Unfortunately, the standard methods of computing excited states in truncated
spaces, although perhaps adequate for the energy and for spectroscopy, may
yield incorrect wave functions (perhaps with correct energy), misleading for
desired proper excitations. Thus, a method is needed (such as the present
demonstrated) to yield excited state truncated wave functions that are not
veered away from the exact Hamiltonian eigenfunctions. The ability to extend
the variational principle to any excited state (without knowledge of the
lower-lying exact eigenfunctions) has long been proven to be an inherent
property of the Hamiltonian. The excited state truncated wave function based
on the standard method of the Hylleraas and Undheim/MacDonald (HUM)

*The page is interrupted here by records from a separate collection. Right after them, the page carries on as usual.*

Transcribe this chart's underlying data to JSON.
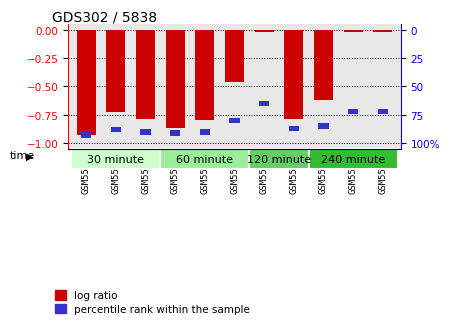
{
  "title": "GDS302 / 5838",
  "samples": [
    "GSM5567",
    "GSM5568",
    "GSM5569",
    "GSM5570",
    "GSM5571",
    "GSM5572",
    "GSM5573",
    "GSM5574",
    "GSM5575",
    "GSM5576",
    "GSM5577"
  ],
  "log_ratio": [
    -0.93,
    -0.73,
    -0.79,
    -0.87,
    -0.8,
    -0.46,
    -0.02,
    -0.79,
    -0.62,
    -0.02,
    -0.02
  ],
  "percentile_rank": [
    7,
    12,
    10,
    9,
    10,
    20,
    35,
    13,
    15,
    28,
    28
  ],
  "bar_color": "#cc0000",
  "blue_color": "#3333cc",
  "groups": [
    {
      "label": "30 minute",
      "start": 0,
      "end": 3
    },
    {
      "label": "60 minute",
      "start": 3,
      "end": 6
    },
    {
      "label": "120 minute",
      "start": 6,
      "end": 8
    },
    {
      "label": "240 minute",
      "start": 8,
      "end": 11
    }
  ],
  "group_colors": [
    "#ccffcc",
    "#99ee99",
    "#66cc66",
    "#33bb33"
  ],
  "ylim_left": [
    -1.05,
    0.05
  ],
  "ylim_right": [
    -1.05,
    0.05
  ],
  "yticks_left": [
    0,
    -0.25,
    -0.5,
    -0.75,
    -1.0
  ],
  "yticks_right_vals": [
    0,
    25,
    50,
    75,
    100
  ],
  "yticks_right_pos": [
    0,
    -0.25,
    -0.5,
    -0.75,
    -1.0
  ],
  "bg_color": "#ffffff",
  "plot_bg": "#e8e8e8",
  "time_label": "time",
  "legend_log": "log ratio",
  "legend_pct": "percentile rank within the sample"
}
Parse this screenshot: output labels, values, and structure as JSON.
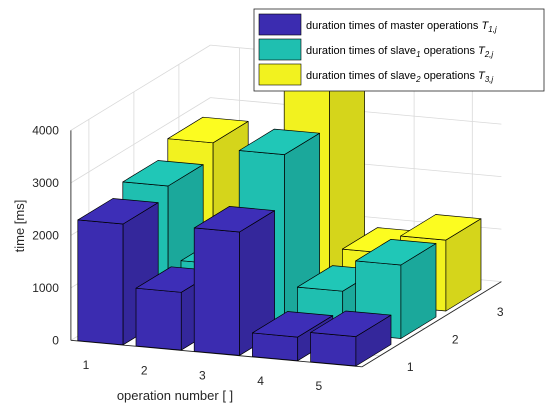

theorem, is in principle incorrect in a more fundamental manner than just
being truncated: Its accuracy must be strictly less than the accuracy of the
ground state truncated approximant. On the other hand, an energy
minimization orthogonally to all lower approximants [``orthogonal optimization'' (OO)]
must lead to a wave function lying lower than, and veered away from, the
exact. A minimization principle for excited electronic states of a
non-degenerate Hamiltonian in any given symmetry type is presented, that
allows their computation to any desired accuracy, independently of the
accuracy of the lower-lying states of the same symmetry, therefore without
demanding orthogonality to known lower approximants, and, within a given
truncated wave function parameter space, can lead to a more correct than HUM
or OO approximation of the excited wave function. A demonstration is
presented for the first excited state of He1S (1s2s) using variationally
optimized, optionally state-specific, orbitals in Hylleraas coordinates,
while the standard truncated HUM answer, despite the correct energy, has
main orbitals 1s1s'$ instead. It is also demonstrated that the principle can be
used to identify a ``flipped root'' near an avoided crossing (useful to
guide MCSCF). Beyond the aforementioned demonstration, some results within
conventional configuration interaction based on similarly optimized Laguerre
type orbitals are also exhibited and compared to relevant literature.